Once one of the most widely spread mammals in the world, wolves have been wiped out in most of their historical range in Europe, Asia and North America. It was once thought that there were over a million grey wolves in the lower 48 states, now there are less than 7,000. They are threatened with extinction and are locally extinct in most areas they used to roam.
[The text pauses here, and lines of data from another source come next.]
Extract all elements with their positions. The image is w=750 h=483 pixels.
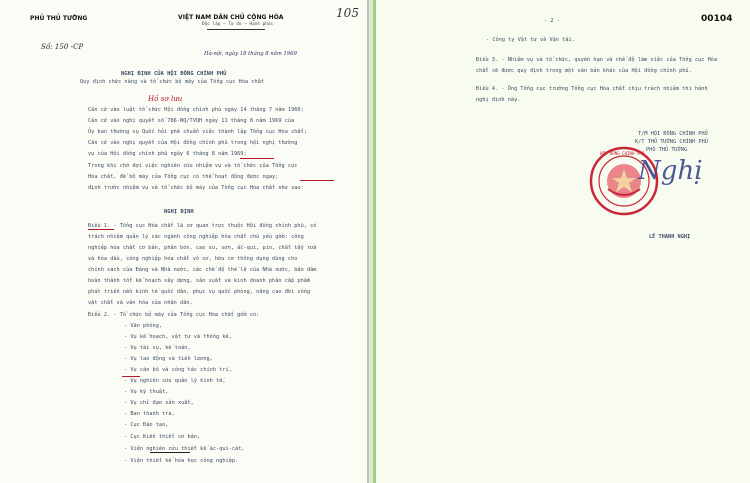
article-line: Điều 1. - Tổng cục Hóa chất là cơ quan trực thuộc Hội đồng chính phủ, có — [88, 223, 317, 229]
article-line: vật chất và văn hóa của nhân dân. — [88, 300, 193, 306]
strike-through-mark — [150, 452, 190, 453]
list-item: - Ban thanh tra, — [124, 411, 175, 417]
document-page-2 — [373, 0, 750, 483]
list-item: - Viện thiết kế hóa học công nghiệp. — [124, 458, 239, 464]
red-underline-mark — [300, 180, 334, 181]
place-date: Hà-nội, ngày 18 tháng 8 năm 1969 — [204, 51, 297, 57]
decree-subtitle: Quy định chức năng và tổ chức bộ máy của Tổng cục Hóa chất — [80, 79, 265, 85]
article-line: phát triển nền kinh tế quốc dân, phục vụ quốc phòng, nâng cao đời sống — [88, 289, 311, 295]
red-underline-mark — [88, 229, 114, 230]
preamble-line: vụ của Hội đồng chính phủ ngày 6 tháng 8 năm 1969; — [88, 151, 247, 157]
signature-line: K/T THỦ TƯỚNG CHÍNH PHỦ — [635, 139, 708, 145]
document-number: Số: 150 -CP — [41, 43, 84, 51]
article-line: Điều 3. - Nhiệm vụ và tổ chức, quyền hạn và chế độ làm việc của Tổng cục Hóa — [476, 57, 718, 63]
list-item-continued: - Công ty Vật tư và Vận tải. — [486, 37, 575, 43]
decree-title: NGHỊ ĐỊNH CỦA HỘI ĐỒNG CHÍNH PHỦ — [121, 71, 227, 77]
page-marker: - 2 - — [544, 18, 560, 24]
document-page-1 — [0, 0, 369, 483]
handwritten-signature: Nghị — [638, 156, 703, 186]
article-line: nghị định này. — [476, 97, 521, 103]
list-item: - Viện nghiên cứu thiết kế ác-qui-cát, — [124, 446, 245, 452]
preamble-line: Ủy ban thường vụ Quốc hội phê chuẩn việc thành lập Tổng cục Hóa chất; — [88, 129, 307, 135]
handwritten-archive-note: Hồ sơ lưu — [148, 95, 183, 103]
motto-underline — [207, 29, 265, 30]
article-line: nghiệp hóa chất cơ bản, phân bón, cao su, sơn, ắc-qui, pin, chất tẩy rửa — [88, 245, 317, 251]
preamble-line: Hóa chất, để bộ máy của Tổng cục có thể hoạt động được ngay; — [88, 174, 279, 180]
list-item: - Văn phòng, — [124, 323, 163, 329]
list-item: - Vụ cán bộ và công tác chính trị, — [124, 367, 232, 373]
signer-name: LÊ THANH NGHỊ — [649, 234, 691, 240]
list-item: - Vụ chỉ đạo sản xuất, — [124, 400, 194, 406]
preamble-line: Căn cứ vào nghị quyết số 786-NQ/TVQH ngày 11 tháng 8 năm 1969 của — [88, 118, 295, 124]
preamble-line: Căn cứ vào nghị quyết của Hội đồng chính phủ trong hội nghị thường — [88, 140, 298, 146]
preamble-line: Căn cứ vào luật tổ chức Hội đồng chính phủ ngày 14 tháng 7 năm 1960; — [88, 107, 304, 113]
list-item: - Cục Kiến thiết cơ bản, — [124, 434, 201, 440]
signature-line: PHÓ THỦ TƯỚNG — [646, 147, 688, 153]
list-item: - Cục Đào tạo, — [124, 422, 169, 428]
signature-line: T/M HỘI ĐỒNG CHÍNH PHỦ — [638, 131, 708, 137]
list-item: - Vụ tài vụ, kế toán, — [124, 345, 191, 351]
article-line: Điều 4. - Ông Tổng cục trưởng Tổng cục Hóa chất chịu trách nhiệm thi hành — [476, 86, 708, 92]
article-line: chất sẽ được quy định trong một văn bản khác của Hội đồng chính phủ. — [476, 68, 692, 74]
page-number: 105 — [336, 6, 360, 20]
red-underline-mark — [240, 158, 274, 159]
list-item: - Vụ kỹ thuật, — [124, 389, 169, 395]
article-line: chính sách của Đảng và Nhà nước, các chế độ thể lệ của Nhà nước, bảo đảm — [88, 267, 317, 273]
issuer-header: PHỦ THỦ TƯỚNG — [30, 15, 88, 22]
list-item: - Vụ lao động và tiền lương, — [124, 356, 213, 362]
preamble-line: định trước nhiệm vụ và tổ chức bộ máy của Tổng cục Hóa chất như sau: — [88, 185, 304, 191]
section-heading: NGHỊ ĐỊNH — [164, 209, 194, 215]
list-item: - Vụ nghiên cứu quản lý kinh tế, — [124, 378, 226, 384]
page-number: 00104 — [701, 14, 733, 24]
article-line: và hóa dầu, công nghiệp hóa chất vô cơ, hữu cơ thông dụng dùng cho — [88, 256, 298, 262]
article-line: trách nhiệm quản lý các ngành công nghiệp hóa chất chủ yếu gồm: công — [88, 234, 304, 240]
red-margin-mark — [122, 376, 140, 377]
national-motto: Độc lập — Tự do — Hạnh phúc — [202, 22, 274, 27]
article-line: hoàn thành tốt kế hoạch xây dựng, sản xuất và kinh doanh phân cấp phẩm — [88, 278, 311, 284]
national-title: VIỆT NAM DÂN CHỦ CỘNG HÒA — [178, 14, 284, 21]
article-2-intro: Điều 2. - Tổ chức bộ máy của Tổng cục Hóa chất gồm có: — [88, 312, 260, 318]
list-item: - Vụ kế hoạch, vật tư và thống kê, — [124, 334, 232, 340]
seal-text: HỘI ĐỒNG CHÍNH PHỦ — [600, 151, 645, 156]
preamble-line: Trong khi chờ đợi việc nghiên cứu nhiệm vụ và tổ chức của Tổng cục — [88, 163, 298, 169]
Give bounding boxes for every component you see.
The American red wolf, the most endangered wolf in the world, is solely native to the United States. Its historic range was across the southeastern U.S. but now they have been reduced to less than 20 wolves in the wild, and can now only be found in a national park in North Carolina. There are several hundred in captivity across the United States in conservation facilities working together to help save this national treasure.

Located on the Indonesian island of Sumatra this beautiful tiger was listed as critically endangered in 2008.  The Balinese and Javanese tigers are extinct.  It is thought that rising sea levels following the last Ice Age caused the tiger populations on each island to become isolated and evolve into distinct species. Their habitat in the lowlands and hilly forests is being converted into farming operations which not only reduces their food supply, but brings them into increasing conflict with humans.  There are some conservation efforts underway in Indonesia with help from the Australian Zoo.

Siberian (or Amur) Tigers were driven to near extinction, with fewer than 40 left in the wild in the 1940s.  It is now estimated that there may be as many as 540 according to the World Wildlife Fund.  They are under pressure from poaching and loss of habitat caused by logging, increased agriculture, road building, mining and urban expansion.

The world’s Lion population has declined by well over 90% in my lifetime, from about 500,000 to a little over 30,000, accelerating an age old trend.  American Lions went extinct along with Mastodons and Sabretooth Tigers a little over 10,000 years ago.  The last lion in Greece was killed over 2000 years ago and lions disappeared in the Middle East in the 1940s.  The only lions left in Morocco are in the King’s zoo and there are only about 500 Asiatic Lions left.  400 of them live in a preserve in Gujarat, India and the rest are in captivity.

Clouded Leopards face many threats in their Southeast Asian homelands. Rapid development of industrial logging and large scale agricultural projects destroys habitat for the leopards and the prey they depend on.  This is exacerbated by illegal cutting of rare hardwoods in the few protected forests and being hunted by poachers for their skins, bones and meat for medicinal markets to fill the void brought about by the decimation of the tiger population.

Did you know that giraffes, the tallest of the mammals, have the same number of vertebrae in their necks as you do?  I know what you are wondering; the answer is seven!  Unusual for animals associated with Africa, the giraffe evolved in Eurasia where they went extinct long ago. April was moved from a zoo to a large wild animal park in upstate New York and became very fertile, have had 5 babies so far!

Adults weigh more than a small car and they are reputed to be the only mammal that doesn’t swim.  There are now less than 100,000 giraffes left in the wild and their numbers are dropping rapidly. 

The Keel-billed Toucan occurs in tropical lowland evergreen and secondary forests from southern Mexico, where it is the only large toucan, south through Central America to northern Colombia and extreme northwestern Venezuela. The Keel-billed Toucan most frequently is encountered in the canopy in open rain forest and second growth woodland.

Sunbitterns are found near forested streams in the foothills and lowlands of Central and South America. They feed on insects and aquatic invertebrates, which they catch with a quick thrust of their long, pointed beak. Spreading their wings and tail reveals the spectacular sunburst pattern for which they are named, which plays an important role in intimidation displays.

Crevoshay donates proceeds from these wild life portraits to conservation groups. Paula is grateful to the wonderful people who collect these treasures for the good work they help her support.